Zoning in Greenwich: Part III
Beyond Greenwich’s borders, these debates have attracted attention from the national media, from the Wall Street Journal to PBS NewsHour to The New York Times. An issue that inspires such controversy and strong feelings warrants not just debate, but a rigorous exploration of history. This history reveals that Greenwich’s residential development was not merely the accident of individuals’ choices in the aggregate, but the product of conscious public policy decisions.
In Part I of this three-part series, I provided context for why we should care about zoning reform in Greenwich. In Part II, I dove into the history of our zoning regulations and how they have shaped Greenwich’s development. In Part III, I make the case for concrete action to improve our zoning code and our community.
Where To Go From Here
Following nationwide protests against racial injustice, advocates and policymakers have brought renewed attention to zoning in Greenwich and other towns with even more exclusionary restrictions. In particular, Desegregate Connecticut—a group with which I volunteer but do not purport to represent—began raising awareness and calling for state legislative action to reform the state’s Zoning Enabling Act. Even though the group’s proposals are quite modest—Greenwich already complies with or is in near-compliance with the most controversial of these—the suggestion that the State in any way tweak the manner in which it delegates zoning authority to towns has provoked vocal outcry.
Regardless of one’s feelings about state action, the imperative to reform our zoning laws remains the same. The best argument Greenwich could make against the need for state intervention would be to take proactive measures to undo over 60 years of policymaking that has made multifamily housing more difficult to build in Greenwich, shutting out potential residents from town and shunting low and moderate income households into a shrinking portion of the Town’s land: 1.9% of which allows multifamily housing and 80% of which requires a minimum lot size above 40,000 square feet (for context, conservative legal scholar Robert Ellickson classifies 20,000 square foot lots as “large lot” zoning).
This view is not an outlier—Greenwich’s Plan of Conservation and Development calls for housing that is more affordable and housing for an aging population, both of which point toward the need for more multifamily development.
Further, the Plan puts forth admirable goals to incentivize affordable and moderate-income housing and to encourage adaptive re-use of existing structures for multifamily development.

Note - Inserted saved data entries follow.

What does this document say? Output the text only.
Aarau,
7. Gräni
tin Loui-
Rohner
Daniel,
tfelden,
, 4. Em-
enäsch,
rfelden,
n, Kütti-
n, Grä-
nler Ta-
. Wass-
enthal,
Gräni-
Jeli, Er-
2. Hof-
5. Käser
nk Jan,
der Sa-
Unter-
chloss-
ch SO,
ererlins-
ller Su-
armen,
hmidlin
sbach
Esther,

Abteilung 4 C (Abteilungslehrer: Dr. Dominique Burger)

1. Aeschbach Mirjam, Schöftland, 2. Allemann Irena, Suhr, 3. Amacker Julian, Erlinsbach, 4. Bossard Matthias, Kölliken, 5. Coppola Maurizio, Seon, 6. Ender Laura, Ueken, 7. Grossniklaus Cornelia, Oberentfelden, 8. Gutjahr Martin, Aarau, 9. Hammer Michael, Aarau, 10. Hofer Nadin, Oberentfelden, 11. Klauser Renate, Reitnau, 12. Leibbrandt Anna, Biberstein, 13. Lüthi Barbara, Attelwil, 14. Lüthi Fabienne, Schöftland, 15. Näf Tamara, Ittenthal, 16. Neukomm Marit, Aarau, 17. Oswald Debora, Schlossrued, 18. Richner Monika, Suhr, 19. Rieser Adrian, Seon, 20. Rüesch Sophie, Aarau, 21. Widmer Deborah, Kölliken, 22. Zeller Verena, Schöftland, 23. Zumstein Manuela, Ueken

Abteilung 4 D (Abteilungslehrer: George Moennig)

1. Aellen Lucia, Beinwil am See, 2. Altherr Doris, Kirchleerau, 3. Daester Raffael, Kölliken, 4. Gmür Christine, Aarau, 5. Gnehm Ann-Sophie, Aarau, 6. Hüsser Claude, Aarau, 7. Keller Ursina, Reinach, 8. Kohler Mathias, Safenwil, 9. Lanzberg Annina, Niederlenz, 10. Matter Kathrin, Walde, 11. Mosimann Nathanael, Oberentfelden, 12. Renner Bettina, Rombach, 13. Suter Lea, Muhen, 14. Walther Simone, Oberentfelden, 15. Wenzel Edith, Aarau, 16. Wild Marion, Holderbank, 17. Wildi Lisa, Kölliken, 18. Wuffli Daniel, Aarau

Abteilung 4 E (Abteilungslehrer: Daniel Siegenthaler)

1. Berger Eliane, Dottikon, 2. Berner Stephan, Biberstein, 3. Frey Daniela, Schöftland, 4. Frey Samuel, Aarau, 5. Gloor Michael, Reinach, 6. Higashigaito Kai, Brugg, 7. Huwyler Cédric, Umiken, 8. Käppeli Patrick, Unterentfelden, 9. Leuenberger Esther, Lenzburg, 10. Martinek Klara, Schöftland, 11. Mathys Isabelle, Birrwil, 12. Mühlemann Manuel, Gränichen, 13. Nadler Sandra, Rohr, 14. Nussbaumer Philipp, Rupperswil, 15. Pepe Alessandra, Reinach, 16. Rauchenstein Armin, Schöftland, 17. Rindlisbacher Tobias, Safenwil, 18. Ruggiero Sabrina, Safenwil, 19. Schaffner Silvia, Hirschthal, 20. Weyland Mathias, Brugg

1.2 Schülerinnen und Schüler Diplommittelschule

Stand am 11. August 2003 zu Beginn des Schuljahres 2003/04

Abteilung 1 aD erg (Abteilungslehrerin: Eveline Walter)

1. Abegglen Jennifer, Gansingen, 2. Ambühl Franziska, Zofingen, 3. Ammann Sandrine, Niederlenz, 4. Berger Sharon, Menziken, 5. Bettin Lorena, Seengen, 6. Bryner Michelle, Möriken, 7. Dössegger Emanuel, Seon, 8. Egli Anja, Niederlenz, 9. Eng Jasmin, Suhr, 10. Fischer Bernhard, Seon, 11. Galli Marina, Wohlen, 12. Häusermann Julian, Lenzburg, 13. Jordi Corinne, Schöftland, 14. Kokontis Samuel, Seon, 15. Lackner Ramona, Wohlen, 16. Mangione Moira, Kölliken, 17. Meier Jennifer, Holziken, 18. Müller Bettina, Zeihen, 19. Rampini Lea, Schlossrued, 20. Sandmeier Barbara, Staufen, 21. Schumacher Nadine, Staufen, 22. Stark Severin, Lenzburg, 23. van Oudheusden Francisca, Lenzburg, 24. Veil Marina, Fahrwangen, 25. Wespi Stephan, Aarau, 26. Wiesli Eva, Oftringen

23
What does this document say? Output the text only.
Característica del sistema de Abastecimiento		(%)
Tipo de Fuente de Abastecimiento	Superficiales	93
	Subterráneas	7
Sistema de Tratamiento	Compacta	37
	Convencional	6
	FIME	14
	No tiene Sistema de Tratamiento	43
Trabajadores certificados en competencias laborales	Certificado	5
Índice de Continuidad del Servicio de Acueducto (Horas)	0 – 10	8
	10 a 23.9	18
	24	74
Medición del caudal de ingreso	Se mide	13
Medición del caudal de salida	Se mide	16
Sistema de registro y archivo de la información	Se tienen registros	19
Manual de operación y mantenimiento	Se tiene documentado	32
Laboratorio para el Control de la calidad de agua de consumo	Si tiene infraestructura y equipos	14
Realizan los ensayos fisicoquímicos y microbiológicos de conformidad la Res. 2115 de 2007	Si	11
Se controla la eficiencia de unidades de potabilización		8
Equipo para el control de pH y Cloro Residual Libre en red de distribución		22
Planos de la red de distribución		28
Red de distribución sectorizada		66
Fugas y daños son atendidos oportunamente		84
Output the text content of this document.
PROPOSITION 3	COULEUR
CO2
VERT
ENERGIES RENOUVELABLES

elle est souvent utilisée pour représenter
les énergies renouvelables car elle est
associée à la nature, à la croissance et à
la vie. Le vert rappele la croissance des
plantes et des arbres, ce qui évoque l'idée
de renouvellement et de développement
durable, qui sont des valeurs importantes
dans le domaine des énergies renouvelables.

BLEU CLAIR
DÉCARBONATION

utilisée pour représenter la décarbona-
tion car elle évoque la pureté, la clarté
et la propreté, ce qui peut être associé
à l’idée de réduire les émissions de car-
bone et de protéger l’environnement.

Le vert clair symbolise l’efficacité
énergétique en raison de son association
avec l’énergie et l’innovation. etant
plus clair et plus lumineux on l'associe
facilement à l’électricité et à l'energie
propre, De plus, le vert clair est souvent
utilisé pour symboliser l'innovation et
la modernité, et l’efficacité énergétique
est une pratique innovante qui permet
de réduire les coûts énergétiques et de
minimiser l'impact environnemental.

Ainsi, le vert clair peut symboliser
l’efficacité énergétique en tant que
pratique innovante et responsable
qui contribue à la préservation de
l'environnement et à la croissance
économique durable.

This language echoes similarly pro-development goals in previous POCDs. Even strident opponents of state-level reforms—including Greenwich pubic officials—have touted the need for more residential development in public forums on the topic.
But unfortunately, this abstract goal has not translated into practice. Instead, the voices aligned against development have shouted down most actual proposals for new multifamily developments and changed the rules to ensure less housing gets built going forward. Despite the well-documented benefits of new development for equity, economic development, and environmental sustainability, concentrated opposition tends to prevail because those benefits are diffuse among existing and potential future residents.
We shouldn’t need state intervention to get our affairs in order.
Even if such legislation passes, Greenwich should go much further and adopt the following reforms:
- Substantially increase the allowable density of residential units in the General Business, local Business, Multifamily, and R-6 zones.
- Allow up to four-unit residences in the R-7, R-12, and R-20 zones
- Allow duplexes on most or all lots zoned for single-family homes, as several other suburban and rural Connecticut towns already do.
- Reduce minimum lot sizes in one-acre, two-acre, and four-acre zones by half or more.
- Lift owner-occupancy restrictions on accessory dwelling units, which needlessly dampen the development of this affordable housing type.
Greenwich can open up housing opportunities, decrease residential segregation, and spark economic development—all at zero cost. If Greenwich’s leaders are serious when they champion the virtues of local control, they must undo decades of failed regulations and restore policies that allowed Greenwich to flourish in the first place.
Nicholas Abbott is a Greenwich resident, a Harvard Law School student, and the American Planning Association’s Daniel J. Curtin fellow.